We work to grow the infrastructure that makes community spaces happen. This includes bringing together a network of real estate practitioners ready to work in tandem with local communities to deliver impact without an extractive motive.

By working alongside local leaders and demystifying commercial real estate development we help establish an environment where community-serving spaces can come to fruition. We also build local knowhow needed to create more spaces so that community control of land becomes a rule rather than an exception.

Community Spaces Network is part of a landscape of organizations seeking to move ownership and control of real estate into local hands. Others in this field include Community Development Financial Institutions (CDFIs) such as loan funds and credit unions that are committed to keeping wealth inside communities. Community Land Trusts build local ownership and support generational wealth creation and prevent displacement.

In a nutshell we:

•   Provide Systems and Tools for Community Lead Initiatives that Create Permanent Community Serving Real Estate Assets

•   Prioritize Under-resourced Communities that have been Historically Excluded from Real Estate Ownership

•   Build Power in Local Communities by Increasing Wealth & Control of Community Assets

•   Prevent and Reverse Displacement of Community Residents and Nonprofits

•   Create Spaces that are Designed, Operated & Governed well and with Equity

•   Strengthen Local Capacity to Encourage Continuing Impact

•   Provide a Platform for Voices of Those Promoting Social Purpose Real Estate

Real estate projects are extremely capital intensive. Communities are excluded from investment vehicles that were designed by and benefit the wealthy such as investor pools that are restricted to “qualified” investors. Luckily there are a growing number of organizations that are tweaking the tools of capitalism to be more community friendly. New sources of funds such as community bonds and crowd sourcing are bringing limited amounts of new capital to under-invested areas. Tax credit investments normally geared only to institutional or wealthy investors are being made accessible through creative structures.

Community-serving real estate also often faces greater challenges to structuring finances because we are trying to create affordability and sustainability which limits the amount of debt that we want in the project.

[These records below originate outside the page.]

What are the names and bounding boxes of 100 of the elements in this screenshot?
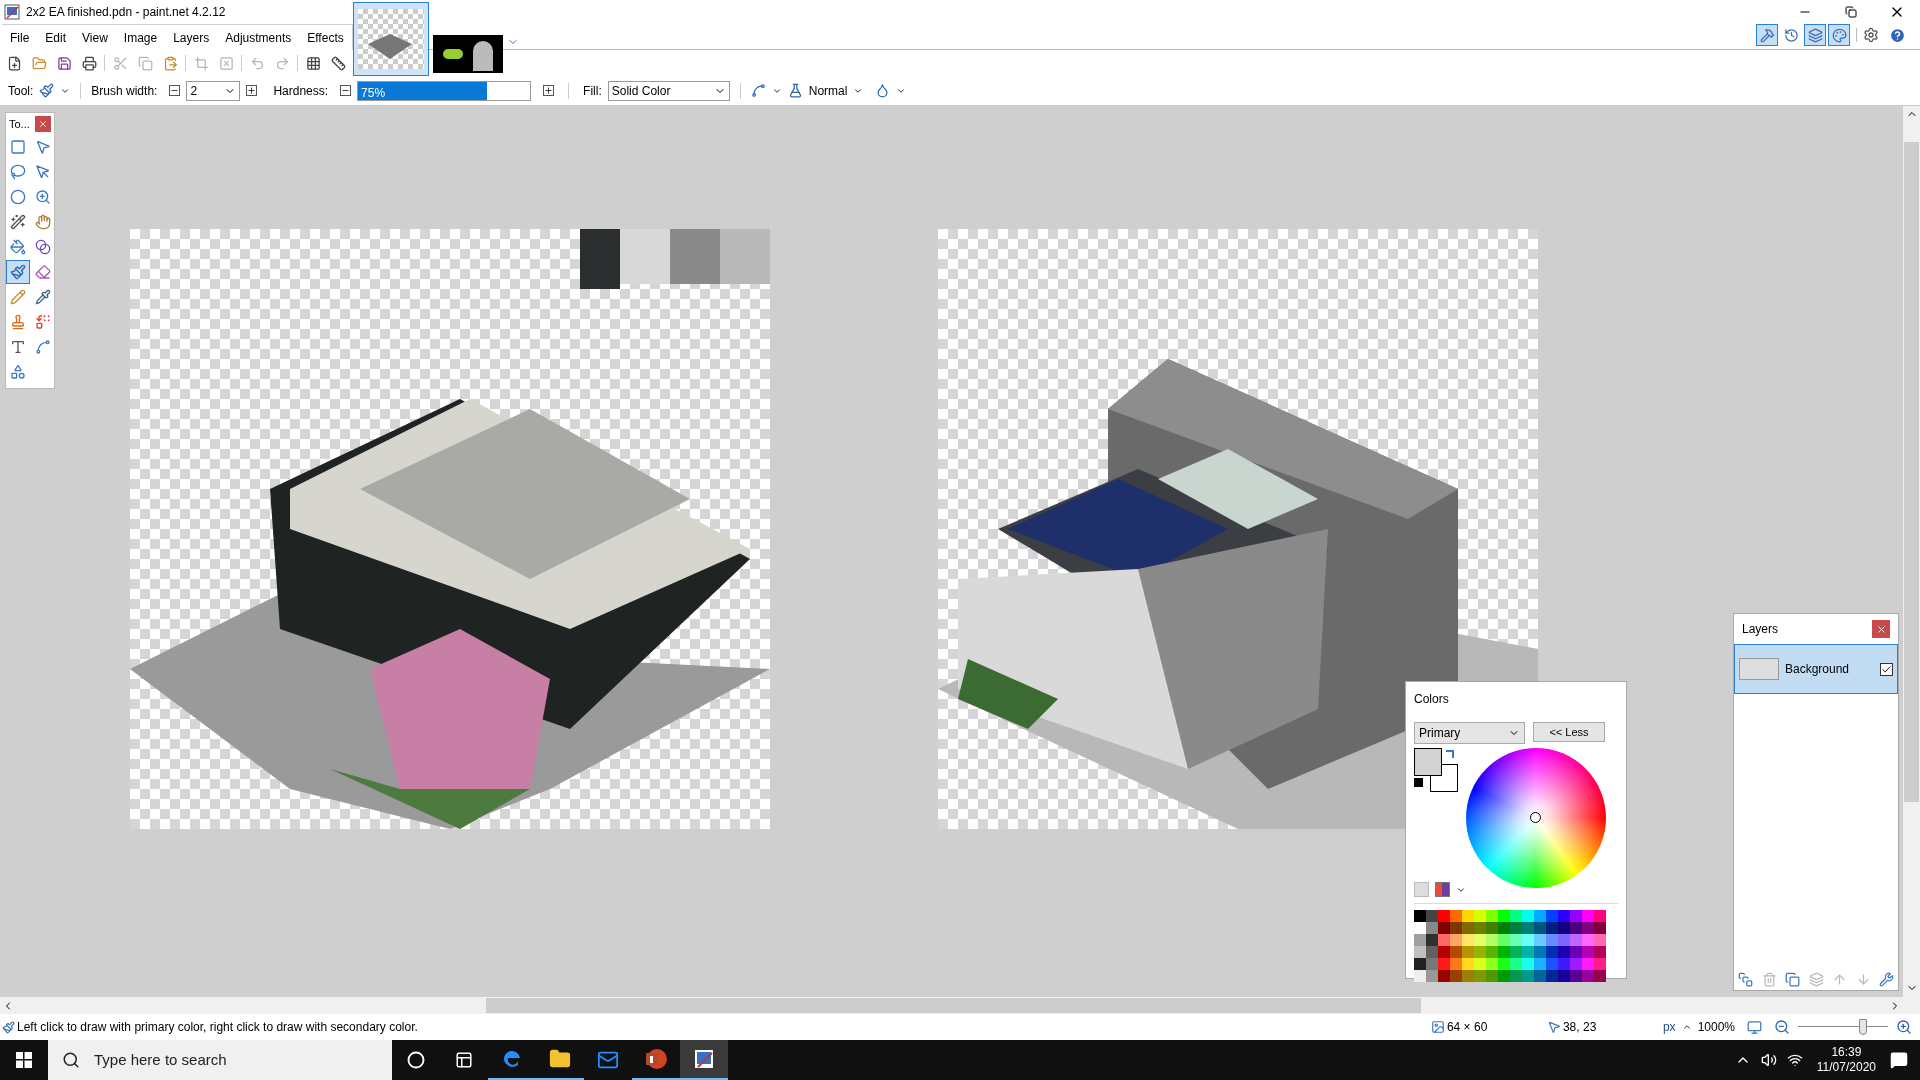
image-tab[interactable]	[433, 35, 503, 73]
visibility-checkbox[interactable]	[1880, 662, 1893, 676]
task-view-icon	[455, 1051, 473, 1069]
network-icon[interactable]	[1786, 1052, 1803, 1068]
menu-item[interactable]: Image	[115, 25, 166, 50]
decrease-icon[interactable]	[340, 85, 352, 96]
hardness-label: Hardness:	[273, 82, 329, 100]
close-button[interactable]	[1872, 620, 1890, 638]
outline-pointer-icon	[34, 164, 51, 180]
crop-icon	[193, 55, 209, 71]
move-pointer-icon	[34, 139, 51, 155]
zoom-slider-thumb[interactable]	[1858, 1019, 1867, 1035]
deselect-icon	[218, 55, 234, 71]
increase-icon[interactable]	[246, 85, 258, 96]
notifications-icon[interactable]	[1890, 1051, 1908, 1069]
taskbar-search-field[interactable]: Type here to search	[48, 1040, 392, 1080]
help-icon[interactable]	[1889, 26, 1906, 44]
horizontal-scrollbar[interactable]	[0, 997, 1903, 1014]
zoom-icon	[34, 189, 51, 205]
pixel-art-canvas[interactable]	[130, 229, 770, 829]
curve-icon	[34, 339, 51, 355]
menu-item[interactable]: Edit	[37, 25, 75, 50]
zoom-out-icon[interactable]	[1774, 1019, 1790, 1035]
taskbar-clock[interactable]: 16:39 11/07/2020	[1816, 1045, 1876, 1075]
zoom-in-icon[interactable]	[1896, 1019, 1912, 1035]
taskbar-app[interactable]	[680, 1040, 728, 1080]
panel-title: Layers	[1742, 621, 1779, 638]
panel-title: Colors	[1414, 691, 1450, 708]
volume-icon[interactable]	[1760, 1052, 1777, 1068]
recolor-icon	[34, 314, 51, 330]
menu-item[interactable]: Adjustments	[217, 25, 300, 50]
status-hint: Left click to draw with primary color, right click to draw with secondary color.	[17, 1019, 418, 1036]
lasso-icon	[10, 164, 26, 180]
mail-icon	[597, 1049, 619, 1071]
hardness-slider-field[interactable]: 75%	[357, 80, 532, 101]
text-icon	[10, 339, 26, 355]
menu-item[interactable]: View	[74, 25, 116, 50]
duplicate-layer-icon[interactable]	[1785, 971, 1800, 987]
shapes-icon	[10, 364, 26, 380]
layer-thumbnail	[1739, 658, 1779, 680]
primary-color-swatch[interactable]	[1414, 748, 1442, 776]
pixel-art-canvas[interactable]	[938, 229, 1538, 829]
close-button[interactable]	[35, 116, 51, 132]
palette-icon	[1831, 27, 1847, 43]
brush-width-field[interactable]: 2	[186, 80, 241, 101]
flask-icon[interactable]	[787, 83, 803, 98]
folder-icon	[549, 1048, 571, 1070]
pencil-icon	[10, 289, 26, 305]
layers-icon	[1807, 27, 1823, 43]
zoom-slider[interactable]	[1798, 1019, 1888, 1035]
image-size-icon	[1430, 1020, 1445, 1034]
zoom-level[interactable]: 1000%	[1697, 1018, 1735, 1036]
app-icon	[4, 4, 20, 20]
vertical-scrollbar[interactable]	[1903, 106, 1920, 1014]
grid-icon	[305, 55, 321, 71]
fit-window-icon[interactable]	[1747, 1019, 1762, 1035]
history-icon	[1783, 27, 1799, 43]
panel-toggle[interactable]	[1804, 24, 1826, 46]
add-layer-icon[interactable]	[1738, 971, 1753, 987]
paste-icon	[162, 55, 178, 71]
brush-width-label: Brush width:	[91, 82, 158, 100]
properties-icon[interactable]	[1879, 971, 1894, 987]
layer-name: Background	[1785, 661, 1851, 678]
color-mode-dropdown[interactable]: Primary	[1414, 722, 1525, 744]
increase-icon[interactable]	[543, 85, 555, 96]
layer-row[interactable]: Background	[1734, 644, 1898, 694]
blend-mode[interactable]: Normal	[808, 81, 848, 100]
less-button[interactable]: << Less	[1533, 722, 1605, 742]
decrease-icon[interactable]	[169, 85, 181, 96]
units-dropdown[interactable]: px	[1662, 1018, 1676, 1036]
caret-icon[interactable]	[1681, 1022, 1692, 1032]
cortana-circle-icon	[407, 1051, 425, 1069]
paintbrush-icon	[10, 264, 26, 280]
restore-icon	[1845, 6, 1857, 18]
default-colors-icon[interactable]	[1414, 778, 1423, 787]
cursor-position: 38, 23	[1562, 1019, 1598, 1036]
fill-label: Fill:	[583, 82, 602, 100]
panel-toggle[interactable]	[1828, 24, 1850, 46]
swap-colors-icon[interactable]	[1446, 750, 1454, 758]
scissors-icon	[112, 55, 128, 71]
menu-item[interactable]: File	[2, 25, 38, 50]
fill-dropdown[interactable]: Solid Color	[607, 80, 730, 101]
add-color-icon[interactable]	[1414, 882, 1429, 897]
panel-title: To...	[9, 116, 30, 132]
open-folder-icon	[31, 55, 47, 71]
menu-item[interactable]: Effects	[299, 25, 352, 50]
rectangle-select-icon	[10, 139, 26, 155]
paint-app-icon	[692, 1047, 716, 1071]
settings-icon[interactable]	[1863, 27, 1879, 43]
ruler-icon	[330, 55, 346, 71]
antialiasing-icon[interactable]	[750, 83, 766, 98]
close-icon	[1875, 623, 1887, 635]
building-thumbnail	[358, 9, 424, 69]
tool-button[interactable]	[6, 260, 30, 284]
windows-logo-icon	[16, 1052, 32, 1068]
paintbrush-icon[interactable]	[39, 83, 55, 98]
panel-toggle[interactable]	[1756, 24, 1778, 46]
cursor-position-icon	[1546, 1020, 1561, 1034]
undo-icon	[249, 55, 265, 71]
menu-item[interactable]: Layers	[165, 25, 218, 50]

This leads to complex “capital stacks” with many sources of funding. Often these sources have competing requirements and some even dictate the structure of the ownership of the project. One of the primary national sources for these projects is the New Markets Tax Credit Program. NMTCs have provided a catalyst to some social purpose real estate projects but the program that once promised to provide 15-20% of project costs now sometimes provides half of that. This increases the reliance on debt financing with its incumbent life-cycle cost burden and unrelated business income tax implications. The erratic issuance of credit allocation by the US Treasury and the highly competitive nature of the program limits its application to more developer driven projects rather than those imagined by local communities.

Philanthropy is critical to completing most of these projects but capital grant making saw a decline over several decades and has not recovered. Philanthropic dollars are often the last to come into the project to fill any gaps.

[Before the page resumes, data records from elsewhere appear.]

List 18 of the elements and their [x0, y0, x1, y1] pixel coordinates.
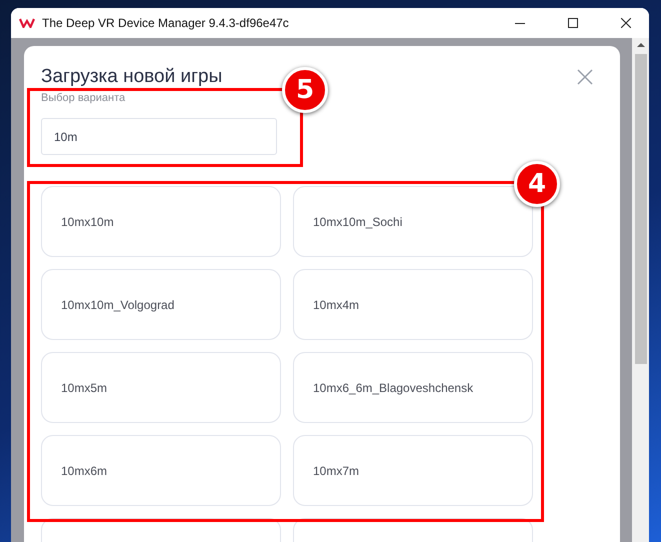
close-icon	[621, 18, 631, 28]
option-card[interactable]: 10mx6_6m_Blagoveshchensk	[293, 352, 533, 423]
search-field[interactable]: 10m	[41, 118, 277, 155]
option-card[interactable]: 10mx7m	[293, 435, 533, 506]
step-badge: 5	[282, 67, 328, 113]
scrollbar[interactable]	[632, 38, 649, 542]
maximize-icon	[568, 18, 578, 28]
option-card[interactable]: 10mx10m_Volgograd	[41, 269, 281, 340]
option-card[interactable]: 10mx10m	[41, 186, 281, 257]
logo-icon	[19, 18, 35, 28]
dialog-title: Загрузка новой игры	[41, 66, 222, 88]
close-icon[interactable]	[577, 69, 593, 85]
option-card[interactable]: 10mx5m	[41, 352, 281, 423]
step-badge: 4	[514, 161, 560, 207]
window-title: The Deep VR Device Manager 9.4.3-df96e47c	[42, 16, 290, 30]
field-label: Выбор варианта	[41, 92, 126, 104]
option-card[interactable]: 10mx4m	[293, 269, 533, 340]
option-card[interactable]: 10mx6m	[41, 435, 281, 506]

There is so much room for foundations to show up in a better way for organizations taking on a larger scale capital projects. There are opportunities to be the first dollars in so that those funds can be leveraged to attract additional support. This can even be in the form of a commitment contingent on attracting that additional financing, Foundations can use their balance sheets to help underwrite financing from banks and CDFIs either by providing guarantees or investing directly into CDFI funds. Philanthropy can also create better systems for integrating mission and program related investments into their annual giving plans and overall strategy.

We must, as a movement, challenge philanthropy and government to show up for these transformational projects and acknowledge them for what they are; legacies of positive change for our communities.


[i] Benjamin Franklin convinced Thomas Jefferson to drop the land reference because Franklin thought land should be taxed so couldn’t be an inalienable right.